The Hungarian language has a very useful expression for this activity of making a space habitable or homelike. The sentence Péter a házban lakik means Péter lives in the house, while the sentence Péter belakja a házat means that Péter does things that make the house he lives in feel like his own space or home. Be in Hungarian is a preposition meaning into, so belakni does not simply stand for habitation in a given space (house, room, apartment), but also what one does to it. It is in this second sense that I wish to use the English expressions to inhabit and inhabitation, implying that inhabiting is not something passive, but a rather complex process in which human beings build a personal relation with the space they inhabit: they grow emotional ties to the space, establish repeated practices that make certain parts of the space meaningful (for example, This is where I drink my morning coffee.
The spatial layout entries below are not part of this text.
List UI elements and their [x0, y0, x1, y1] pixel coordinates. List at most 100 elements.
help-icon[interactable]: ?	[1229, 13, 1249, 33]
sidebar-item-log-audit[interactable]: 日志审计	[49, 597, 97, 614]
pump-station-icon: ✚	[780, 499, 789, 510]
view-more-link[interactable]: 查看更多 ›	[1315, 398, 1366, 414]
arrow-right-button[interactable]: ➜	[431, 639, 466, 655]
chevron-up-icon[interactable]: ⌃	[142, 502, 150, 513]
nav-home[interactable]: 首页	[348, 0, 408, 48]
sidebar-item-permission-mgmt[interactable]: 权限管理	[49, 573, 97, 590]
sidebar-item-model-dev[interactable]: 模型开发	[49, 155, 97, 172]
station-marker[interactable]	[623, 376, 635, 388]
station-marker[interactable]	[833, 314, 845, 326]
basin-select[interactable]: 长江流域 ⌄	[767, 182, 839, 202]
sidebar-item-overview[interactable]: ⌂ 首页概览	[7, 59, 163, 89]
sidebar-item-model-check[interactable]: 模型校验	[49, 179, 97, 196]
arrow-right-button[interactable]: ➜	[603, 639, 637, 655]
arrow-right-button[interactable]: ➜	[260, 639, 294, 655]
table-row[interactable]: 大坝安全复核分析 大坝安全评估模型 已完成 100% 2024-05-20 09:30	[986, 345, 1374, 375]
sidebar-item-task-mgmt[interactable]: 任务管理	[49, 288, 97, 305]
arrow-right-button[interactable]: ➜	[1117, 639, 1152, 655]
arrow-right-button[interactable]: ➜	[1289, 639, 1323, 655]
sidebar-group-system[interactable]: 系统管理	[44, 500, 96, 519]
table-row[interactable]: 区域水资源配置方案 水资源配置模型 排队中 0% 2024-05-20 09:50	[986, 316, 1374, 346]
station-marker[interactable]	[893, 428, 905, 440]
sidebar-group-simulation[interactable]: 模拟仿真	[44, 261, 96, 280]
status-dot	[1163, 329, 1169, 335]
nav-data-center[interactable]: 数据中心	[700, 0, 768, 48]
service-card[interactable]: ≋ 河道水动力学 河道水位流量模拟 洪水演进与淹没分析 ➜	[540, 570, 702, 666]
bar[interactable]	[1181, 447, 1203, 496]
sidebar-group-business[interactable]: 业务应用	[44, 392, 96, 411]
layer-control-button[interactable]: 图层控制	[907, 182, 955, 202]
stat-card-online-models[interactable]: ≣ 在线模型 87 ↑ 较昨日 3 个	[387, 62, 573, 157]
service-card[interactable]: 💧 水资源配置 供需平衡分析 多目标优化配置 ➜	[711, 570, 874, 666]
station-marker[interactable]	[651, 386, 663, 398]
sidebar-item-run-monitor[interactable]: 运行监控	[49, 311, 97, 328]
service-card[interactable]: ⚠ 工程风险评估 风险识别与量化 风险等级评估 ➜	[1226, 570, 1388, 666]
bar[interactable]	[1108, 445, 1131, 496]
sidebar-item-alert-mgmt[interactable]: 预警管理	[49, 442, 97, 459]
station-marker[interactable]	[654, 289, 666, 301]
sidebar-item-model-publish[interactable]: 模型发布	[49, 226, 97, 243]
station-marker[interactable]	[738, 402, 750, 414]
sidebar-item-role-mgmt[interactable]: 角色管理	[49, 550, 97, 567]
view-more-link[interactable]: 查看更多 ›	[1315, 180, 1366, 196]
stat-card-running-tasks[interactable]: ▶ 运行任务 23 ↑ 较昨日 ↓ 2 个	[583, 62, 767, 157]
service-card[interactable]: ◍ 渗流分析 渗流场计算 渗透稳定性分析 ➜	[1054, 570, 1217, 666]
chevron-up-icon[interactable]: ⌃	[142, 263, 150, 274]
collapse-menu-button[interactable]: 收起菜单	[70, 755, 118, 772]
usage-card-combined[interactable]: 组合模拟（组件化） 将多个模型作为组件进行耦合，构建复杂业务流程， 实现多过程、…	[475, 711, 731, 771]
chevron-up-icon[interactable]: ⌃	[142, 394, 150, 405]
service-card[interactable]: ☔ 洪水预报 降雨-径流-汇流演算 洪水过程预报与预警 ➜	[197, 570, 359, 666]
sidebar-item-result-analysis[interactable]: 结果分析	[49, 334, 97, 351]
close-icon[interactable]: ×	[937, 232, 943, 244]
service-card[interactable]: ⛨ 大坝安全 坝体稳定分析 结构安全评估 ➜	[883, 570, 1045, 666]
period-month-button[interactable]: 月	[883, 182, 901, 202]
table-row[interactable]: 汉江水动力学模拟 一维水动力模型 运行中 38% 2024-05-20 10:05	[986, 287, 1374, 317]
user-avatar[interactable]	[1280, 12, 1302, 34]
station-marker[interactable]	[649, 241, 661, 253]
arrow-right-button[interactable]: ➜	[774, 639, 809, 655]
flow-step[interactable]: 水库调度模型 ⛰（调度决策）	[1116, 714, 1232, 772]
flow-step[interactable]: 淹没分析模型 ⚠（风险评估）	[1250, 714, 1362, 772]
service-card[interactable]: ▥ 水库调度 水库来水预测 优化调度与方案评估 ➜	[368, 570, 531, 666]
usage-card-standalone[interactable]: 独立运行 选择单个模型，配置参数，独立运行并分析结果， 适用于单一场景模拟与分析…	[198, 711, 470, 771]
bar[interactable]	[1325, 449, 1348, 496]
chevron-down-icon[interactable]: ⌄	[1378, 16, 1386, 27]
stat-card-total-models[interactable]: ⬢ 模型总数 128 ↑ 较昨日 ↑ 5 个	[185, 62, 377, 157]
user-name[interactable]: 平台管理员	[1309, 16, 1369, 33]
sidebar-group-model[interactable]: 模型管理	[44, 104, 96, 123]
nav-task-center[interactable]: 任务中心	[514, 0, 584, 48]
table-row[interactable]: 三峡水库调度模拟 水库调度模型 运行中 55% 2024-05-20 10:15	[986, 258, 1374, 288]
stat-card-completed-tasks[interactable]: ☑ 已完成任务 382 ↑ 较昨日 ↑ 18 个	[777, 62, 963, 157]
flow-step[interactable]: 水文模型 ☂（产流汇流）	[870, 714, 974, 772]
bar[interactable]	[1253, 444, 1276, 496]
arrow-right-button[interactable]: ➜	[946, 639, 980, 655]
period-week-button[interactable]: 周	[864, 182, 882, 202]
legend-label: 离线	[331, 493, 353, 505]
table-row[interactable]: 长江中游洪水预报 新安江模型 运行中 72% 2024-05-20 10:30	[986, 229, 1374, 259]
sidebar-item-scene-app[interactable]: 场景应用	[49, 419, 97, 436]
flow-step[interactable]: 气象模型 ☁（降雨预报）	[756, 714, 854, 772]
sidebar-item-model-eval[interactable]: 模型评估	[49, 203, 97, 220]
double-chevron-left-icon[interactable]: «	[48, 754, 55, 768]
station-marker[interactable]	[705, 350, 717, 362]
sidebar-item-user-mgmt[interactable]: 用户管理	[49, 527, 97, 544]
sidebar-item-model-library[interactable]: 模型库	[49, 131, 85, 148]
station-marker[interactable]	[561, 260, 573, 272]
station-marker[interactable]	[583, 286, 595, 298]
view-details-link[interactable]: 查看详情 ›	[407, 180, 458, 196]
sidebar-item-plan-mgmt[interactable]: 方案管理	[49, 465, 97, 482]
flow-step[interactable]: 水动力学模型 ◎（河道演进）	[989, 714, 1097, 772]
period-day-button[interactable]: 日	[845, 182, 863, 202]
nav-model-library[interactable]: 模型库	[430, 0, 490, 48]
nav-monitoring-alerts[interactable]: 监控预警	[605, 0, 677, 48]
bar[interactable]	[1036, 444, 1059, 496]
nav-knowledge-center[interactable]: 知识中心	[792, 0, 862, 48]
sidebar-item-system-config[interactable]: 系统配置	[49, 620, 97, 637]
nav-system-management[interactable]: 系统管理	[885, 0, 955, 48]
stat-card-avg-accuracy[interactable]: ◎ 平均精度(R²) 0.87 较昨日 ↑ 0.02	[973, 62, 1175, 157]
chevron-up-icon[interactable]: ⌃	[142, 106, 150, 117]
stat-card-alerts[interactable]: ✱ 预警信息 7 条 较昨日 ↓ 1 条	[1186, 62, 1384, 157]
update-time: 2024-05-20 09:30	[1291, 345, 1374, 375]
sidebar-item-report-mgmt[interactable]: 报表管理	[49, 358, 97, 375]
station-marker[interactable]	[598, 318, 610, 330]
This is where we cuddle up in the evening.). They even place the inhabited space within a larger cultural-ideological matrix—defining one’s home—consciously or unconsciously—as a land of peace, a place of resistance, a bachelor’s room, an opium den, a bunker, a place of taste and culture, a family nest, a luxurious place for others to envy, etc.. The key element in this complex process of the inhabitation or appropriation of space is that—as the Hungarian expression also shows (lakni mans to live or dwell)—it is done while and through living in that space. One can decorate or furnish a house without living there, but this kind of belakás / in-habitation can take place only through one’s repeated daily activities in that space.